This post is actually a bit delayed: life has been rather hectic around here lately, what with all the baby goat activity. In the the last three weeks, we've had three births, two of which required intervention (including a screaming bombing run to the vet at high speed with a bleeding, bleating mama goat in the back). We've had disbuddings and complications of same, and we've had illnesses of varying severity among the adults. We've wormed and trimmed hooves. We've had a steady stream of visitors to the farm looking at the babies, and I've sold every last one of them, including the ones I thought I might keep. We have harvested our first quart of milk.
Sunday, April 4, 2010
Of course, other activities HAVE been going on, activities which have absolutely nothing to do with goats. It's just that nobody would guess that by reading this blog. I actually felt compelled to put a post on my facebook page that said "Aimee insists that, all evidence to the contrary, her life does not revolve entirely around goats." Really.
I have attended church and dyed eggs for easter with my kids. I have been cleaning and cooking and supervising as usual; generally fulfilling my function as the superego of the family - a thankless task if ever there was one. Tonight I finally (with the help of a bottle of wine) finished the taxes.
And, somewhere in there, I scheduled the pig for slaughter. I think it was wednesday. The men from Keizer meats came out and did their thing. I wasn't home but Homero was. Unfortunately, Homero told me that this time the pig was not cleanly dispatched: he moved his head at the last second and was shot through the jaw.

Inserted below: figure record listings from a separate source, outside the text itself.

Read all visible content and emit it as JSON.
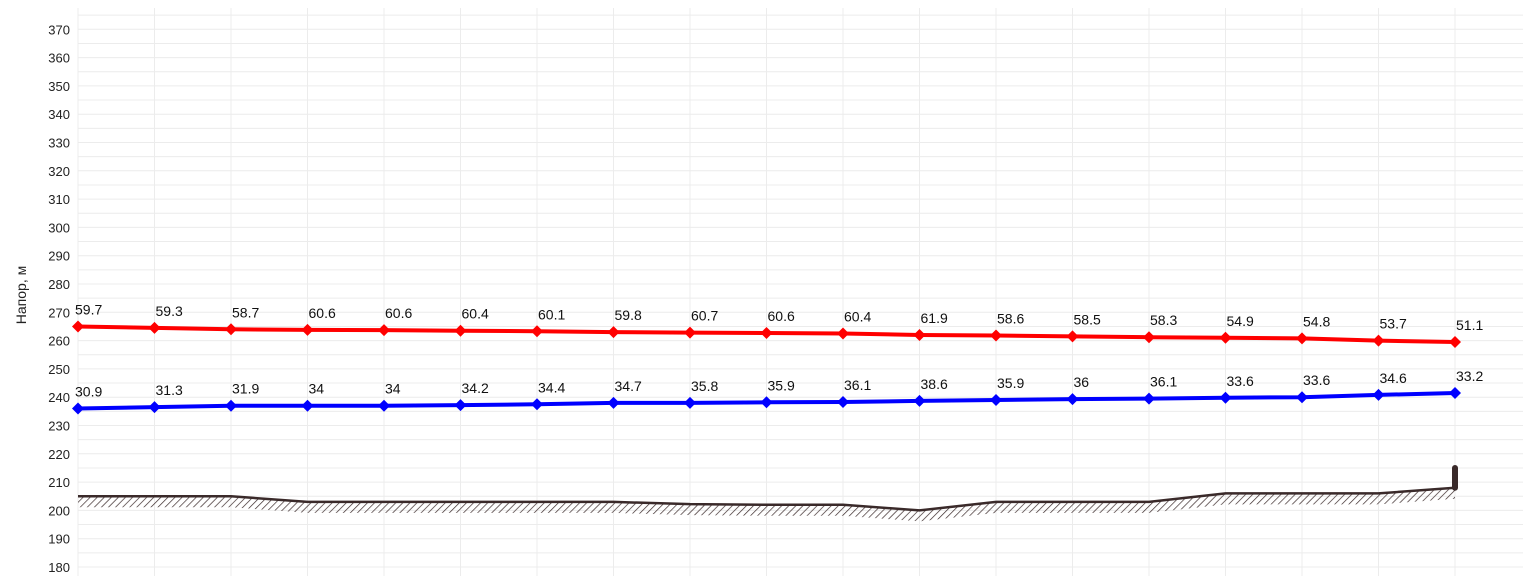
{
  "chart_data": {
    "type": "line",
    "ylabel": "Напор, м",
    "xlabel": "",
    "title": "",
    "ylim": [
      180,
      370
    ],
    "y_ticks": [
      180,
      190,
      200,
      210,
      220,
      230,
      240,
      250,
      260,
      270,
      280,
      290,
      300,
      310,
      320,
      330,
      340,
      350,
      360,
      370
    ],
    "grid": true,
    "legend": "none",
    "x": [
      1,
      2,
      3,
      4,
      5,
      6,
      7,
      8,
      9,
      10,
      11,
      12,
      13,
      14,
      15,
      16,
      17,
      18,
      19
    ],
    "series": [
      {
        "color": "#ff0000",
        "values": [
          265,
          264.5,
          264,
          263.8,
          263.7,
          263.5,
          263.3,
          263,
          262.8,
          262.7,
          262.5,
          262,
          261.8,
          261.5,
          261.2,
          261,
          260.8,
          260,
          259.5
        ],
        "labels": [
          "59.7",
          "59.3",
          "58.7",
          "60.6",
          "60.6",
          "60.4",
          "60.1",
          "59.8",
          "60.7",
          "60.6",
          "60.4",
          "61.9",
          "58.6",
          "58.5",
          "58.3",
          "54.9",
          "54.8",
          "53.7",
          "51.1"
        ]
      },
      {
        "color": "#0000ff",
        "values": [
          236,
          236.5,
          237,
          237,
          237,
          237.2,
          237.5,
          238,
          238,
          238.2,
          238.3,
          238.7,
          239,
          239.3,
          239.5,
          239.8,
          240,
          240.8,
          241.5
        ],
        "labels": [
          "30.9",
          "31.3",
          "31.9",
          "34",
          "34",
          "34.2",
          "34.4",
          "34.7",
          "35.8",
          "35.9",
          "36.1",
          "38.6",
          "35.9",
          "36",
          "36.1",
          "33.6",
          "33.6",
          "34.6",
          "33.2"
        ]
      },
      {
        "color": "#3a2a2a",
        "values": [
          205,
          205,
          205,
          203,
          203,
          203,
          203,
          203,
          202.2,
          202,
          202,
          200,
          203,
          203,
          203,
          206,
          206,
          206,
          208
        ],
        "marker_end": [
          208,
          215
        ]
      }
    ]
  }
}
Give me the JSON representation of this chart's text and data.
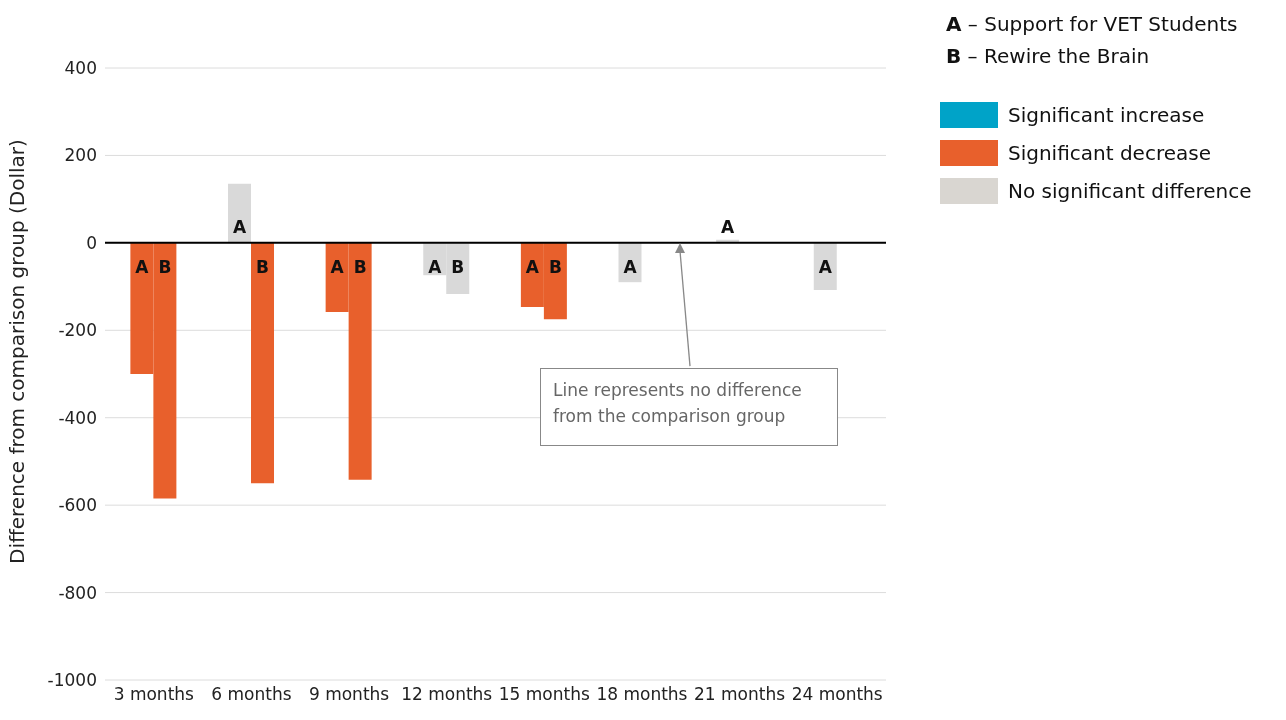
{
  "chart_data": {
    "type": "bar",
    "ylabel": "Difference from comparison group (Dollar)",
    "categories": [
      "3 months",
      "6 months",
      "9 months",
      "12 months",
      "15 months",
      "18 months",
      "21 months",
      "24 months"
    ],
    "series": [
      {
        "name": "A",
        "values": [
          -300,
          135,
          -158,
          -74,
          -147,
          -90,
          7,
          -108
        ],
        "colors": [
          "#e8602c",
          "#d9d9d9",
          "#e8602c",
          "#d9d9d9",
          "#e8602c",
          "#d9d9d9",
          "#d9d9d9",
          "#d9d9d9"
        ]
      },
      {
        "name": "B",
        "values": [
          -585,
          -550,
          -542,
          -117,
          -175,
          null,
          null,
          null
        ],
        "colors": [
          "#e8602c",
          "#e8602c",
          "#e8602c",
          "#d9d9d9",
          "#e8602c",
          null,
          null,
          null
        ]
      }
    ],
    "ylim": [
      -1000,
      400
    ],
    "yticks": [
      -1000,
      -800,
      -600,
      -400,
      -200,
      0,
      200,
      400
    ],
    "grid": "y",
    "ref_lines": [
      {
        "axis": "y",
        "value": 0,
        "color": "#000000"
      }
    ],
    "annotations": [
      {
        "text": "Line represents no difference from the comparison group",
        "y": 0
      },
      "A – Support for VET Students",
      "B – Rewire the Brain",
      "Significant increase",
      "Significant decrease",
      "No significant difference"
    ]
  }
}
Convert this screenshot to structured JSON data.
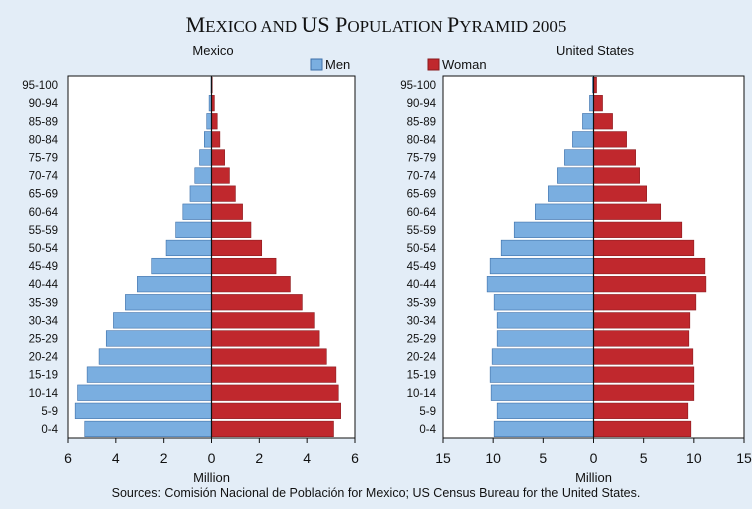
{
  "title": {
    "first_big": "M",
    "first_small": "EXICO AND ",
    "second_big": "US P",
    "second_small": "OPULATION ",
    "third_big": "P",
    "third_small": "YRAMID 2005"
  },
  "source": "Sources: Comisión Nacional de Población for Mexico; US Census Bureau for the United States.",
  "colors": {
    "men": "#7aaee0",
    "men_edge": "#3d6fa8",
    "woman": "#c0282d",
    "woman_edge": "#8a1a1e",
    "background": "#e3edf7",
    "plot_bg": "#ffffff"
  },
  "chart_data": [
    {
      "type": "bar",
      "orientation": "horizontal",
      "layout": "population-pyramid",
      "title": "Mexico",
      "xlabel": "Million",
      "categories": [
        "95-100",
        "90-94",
        "85-89",
        "80-84",
        "75-79",
        "70-74",
        "65-69",
        "60-64",
        "55-59",
        "50-54",
        "45-49",
        "40-44",
        "35-39",
        "30-34",
        "25-29",
        "20-24",
        "15-19",
        "10-14",
        "5-9",
        "0-4"
      ],
      "xlim": [
        -6,
        6
      ],
      "x_ticks": [
        -6,
        -4,
        -2,
        0,
        2,
        4,
        6
      ],
      "x_tick_labels": [
        "6",
        "4",
        "2",
        "0",
        "2",
        "4",
        "6"
      ],
      "series": [
        {
          "name": "Men",
          "values": [
            0.02,
            0.1,
            0.2,
            0.3,
            0.5,
            0.7,
            0.9,
            1.2,
            1.5,
            1.9,
            2.5,
            3.1,
            3.6,
            4.1,
            4.4,
            4.7,
            5.2,
            5.6,
            5.7,
            5.3
          ]
        },
        {
          "name": "Woman",
          "values": [
            0.03,
            0.12,
            0.24,
            0.35,
            0.55,
            0.75,
            1.0,
            1.3,
            1.65,
            2.1,
            2.7,
            3.3,
            3.8,
            4.3,
            4.5,
            4.8,
            5.2,
            5.3,
            5.4,
            5.1
          ]
        }
      ]
    },
    {
      "type": "bar",
      "orientation": "horizontal",
      "layout": "population-pyramid",
      "title": "United States",
      "xlabel": "Million",
      "categories": [
        "95-100",
        "90-94",
        "85-89",
        "80-84",
        "75-79",
        "70-74",
        "65-69",
        "60-64",
        "55-59",
        "50-54",
        "45-49",
        "40-44",
        "35-39",
        "30-34",
        "25-29",
        "20-24",
        "15-19",
        "10-14",
        "5-9",
        "0-4"
      ],
      "xlim": [
        -15,
        15
      ],
      "x_ticks": [
        -15,
        -10,
        -5,
        0,
        5,
        10,
        15
      ],
      "x_tick_labels": [
        "15",
        "10",
        "5",
        "0",
        "5",
        "10",
        "15"
      ],
      "series": [
        {
          "name": "Men",
          "values": [
            0.1,
            0.4,
            1.1,
            2.1,
            2.9,
            3.6,
            4.5,
            5.8,
            7.9,
            9.2,
            10.3,
            10.6,
            9.9,
            9.6,
            9.6,
            10.1,
            10.3,
            10.2,
            9.6,
            9.9
          ]
        },
        {
          "name": "Woman",
          "values": [
            0.3,
            0.9,
            1.9,
            3.3,
            4.2,
            4.6,
            5.3,
            6.7,
            8.8,
            10.0,
            11.1,
            11.2,
            10.2,
            9.6,
            9.5,
            9.9,
            10.0,
            10.0,
            9.4,
            9.7
          ]
        }
      ]
    }
  ],
  "legend": {
    "position": "top-center",
    "items": [
      "Men",
      "Woman"
    ]
  }
}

He ran away and the men had to chase him down and hold him and shoot him again in the head.
I am really really glad I wasn't there for that. I arrived just about ten minutes later, after the pig was good and dead and laid out upside down on the sawhorse. The men were just getting started with the skinning and gutting. Homero had already told them he wanted all the bits that they usually throw away, so I went and got a couple of large clean bowls. We were given the liver, the heart, the feet, and the head.
That's the head, there, in the picture at the top, just as they tossed it in the bowl. I washed and trimmed the liver and stored it in a gallon sized ziploc bag in the fridge, but I refused to have anything to do with the head or the feet.
Once, many years ago when Homero and I were still dating, he brought me some fresh pig's feet and asked me to find a recipe and make him some tacos de patita. It's amazing what young love will drive you to. I did my best, but the smell of boiling pig's feet utterly defeated me. I ended up saying something like "I love you, but I will NEVER allow pig's feet to be boiled in my kitchen again."
Not to repeat myself, but it's amazing what ten years of marriage will drive you to. As long as he was willing to do it all himself, who am I to say no? It's his kitchen too. And I have to give the Devil his due: the soup he made - which involved not only feet but tongue - was seriously not bad. I mean it! I must have done something wrong all those years ago.
It's been a while since I posted a recipe here. I'll ask Homero for his foot-and-mouth soup recipe. I know you don't think you are interested, but there is a surprising amount of meat on a pig's head. It seems a shame to let it all go to waste. I mean, if you ever find yourself with an extra one.